Nor for itself hath any care;

But for another gives its ease;

And builds a Heaven in Hells despair.”

To Augustine, love is the supreme form of willing, because it is that which binds two parties strongest together. It is the force that dispels loneliness, and the most authentic form of being-with someone.

For Dun Scrotus, love is that which elevates human will and activity into the realm of end-in-itself, i.e frui instead of util. Love, in this sense, is what breaks us away from the treadmill of means-ends-means cycle.

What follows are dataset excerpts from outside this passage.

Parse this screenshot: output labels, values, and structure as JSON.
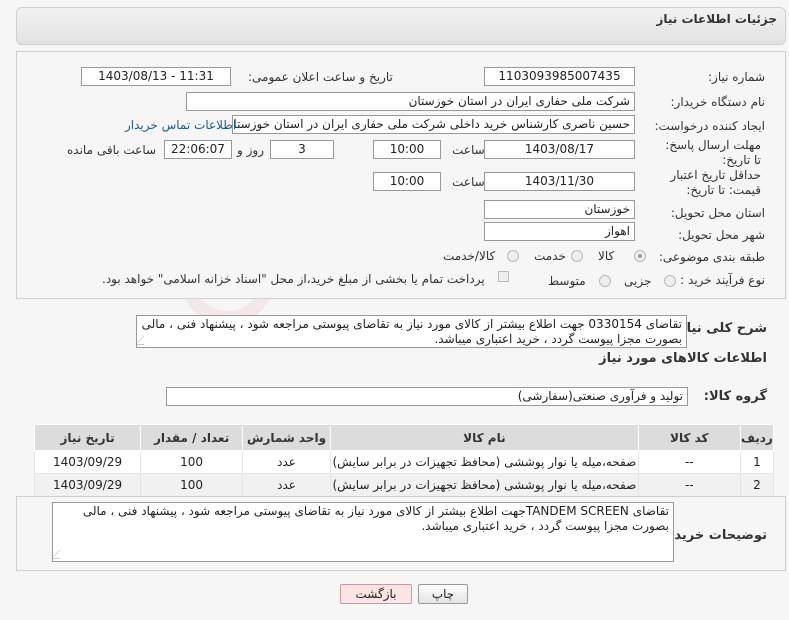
{
  "header": {
    "title": "جزئیات اطلاعات نیاز"
  },
  "watermark": "AriaTender.neT",
  "form": {
    "need_number_label": "شماره نیاز:",
    "need_number": "1103093985007435",
    "announce_label": "تاریخ و ساعت اعلان عمومی:",
    "announce_value": "1403/08/13 - 11:31",
    "buyer_label": "نام دستگاه خریدار:",
    "buyer_value": "شرکت ملی حفاری ایران در استان خوزستان",
    "creator_label": "ایجاد کننده درخواست:",
    "creator_value": "حسین ناصری کارشناس خرید داخلی شرکت ملی حفاری ایران در استان خوزستان",
    "contact_link": "اطلاعات تماس خریدار",
    "deadline_label": "مهلت ارسال پاسخ: تا تاریخ:",
    "deadline_date": "1403/08/17",
    "time_label": "ساعت",
    "deadline_time": "10:00",
    "days_value": "3",
    "days_label": "روز و",
    "remaining_time": "22:06:07",
    "remaining_label": "ساعت باقی مانده",
    "validity_label": "حداقل تاریخ اعتبار قیمت: تا تاریخ:",
    "validity_date": "1403/11/30",
    "validity_time_label": "ساعت",
    "validity_time": "10:00",
    "province_label": "استان محل تحویل:",
    "province_value": "خوزستان",
    "city_label": "شهر محل تحویل:",
    "city_value": "اهواز",
    "category_label": "طبقه بندی موضوعی:",
    "category_options": [
      "کالا",
      "خدمت",
      "کالا/خدمت"
    ],
    "process_label": "نوع فرآیند خرید :",
    "process_options": [
      "جزیی",
      "متوسط"
    ],
    "payment_note": "پرداخت تمام یا بخشی از مبلغ خرید،از محل \"اسناد خزانه اسلامی\" خواهد بود."
  },
  "description": {
    "label": "شرح کلی نیاز:",
    "text": "تقاضای 0330154 جهت اطلاع بیشتر از کالای مورد نیاز به تقاضای پیوستی مراجعه شود ، پیشنهاد فنی ، مالی بصورت مجزا پیوست گردد ، خرید اعتباری میباشد."
  },
  "goods": {
    "section_title": "اطلاعات کالاهای مورد نیاز",
    "group_label": "گروه کالا:",
    "group_value": "تولید و فرآوری صنعتی(سفارشی)",
    "columns": [
      "ردیف",
      "کد کالا",
      "نام کالا",
      "واحد شمارش",
      "تعداد / مقدار",
      "تاریخ نیاز"
    ],
    "rows": [
      {
        "row": "1",
        "code": "--",
        "name": "صفحه،میله یا نوار پوششی (محافظ تجهیزات در برابر سایش)",
        "unit": "عدد",
        "qty": "100",
        "date": "1403/09/29"
      },
      {
        "row": "2",
        "code": "--",
        "name": "صفحه،میله یا نوار پوششی (محافظ تجهیزات در برابر سایش)",
        "unit": "عدد",
        "qty": "100",
        "date": "1403/09/29"
      }
    ]
  },
  "buyer_notes": {
    "label": "توضیحات خریدار:",
    "text": "تقاضای TANDEM SCREENجهت اطلاع بیشتر از کالای مورد نیاز به تقاضای پیوستی مراجعه شود ، پیشنهاد فنی ، مالی بصورت مجزا پیوست گردد ، خرید اعتباری میباشد."
  },
  "buttons": {
    "print": "چاپ",
    "back": "بازگشت"
  }
}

For Nietzsche, Amor Fati, the love of fate, is the greatest human thing that one can achieve. What his fate is (I got this from Heidegger, though Nietzsche himself did not make this point), is a kind of embracing of the role that one has taken on (or being called to) in the world and to act most faithfully according to it. In this sense, the love in Amor Fati is that resoluteness in which me as potentiality individualizes.

For Dostoevsky, love is that which immortalizes oneself. That is, an activity which endows life with so much meaning that diminishes death in its significance. The love is a love that entails a form of supreme sacrifice: a care for some person, some thing, more than me. My love transcends my life.

Amor Mundi, love of the world, is what Arendt strived for. It is, similar to Augustine, manifest in action—action being something conducted between people. And this love requires tremendous courage, for to love is to risk being betrayed, to be lied to, to be deceived, and also because it is an opening up of oneself (and this revelatory aspect is discussed further in speech).

This love need not be romantic love, nor interpersonal. It can even just simply be a passion—something that makes life on earth meaningful.

It is upon Love, then, that inquiries are based. Mathematics, Natural Sciences, metaphysics, etc., were all under the domain of Philosophy because they are all based on this initial Love that is good in itself and need no other justification. In love is the primordial wonder at what is mysterious and strange and beautiful; in love is the human urge to know.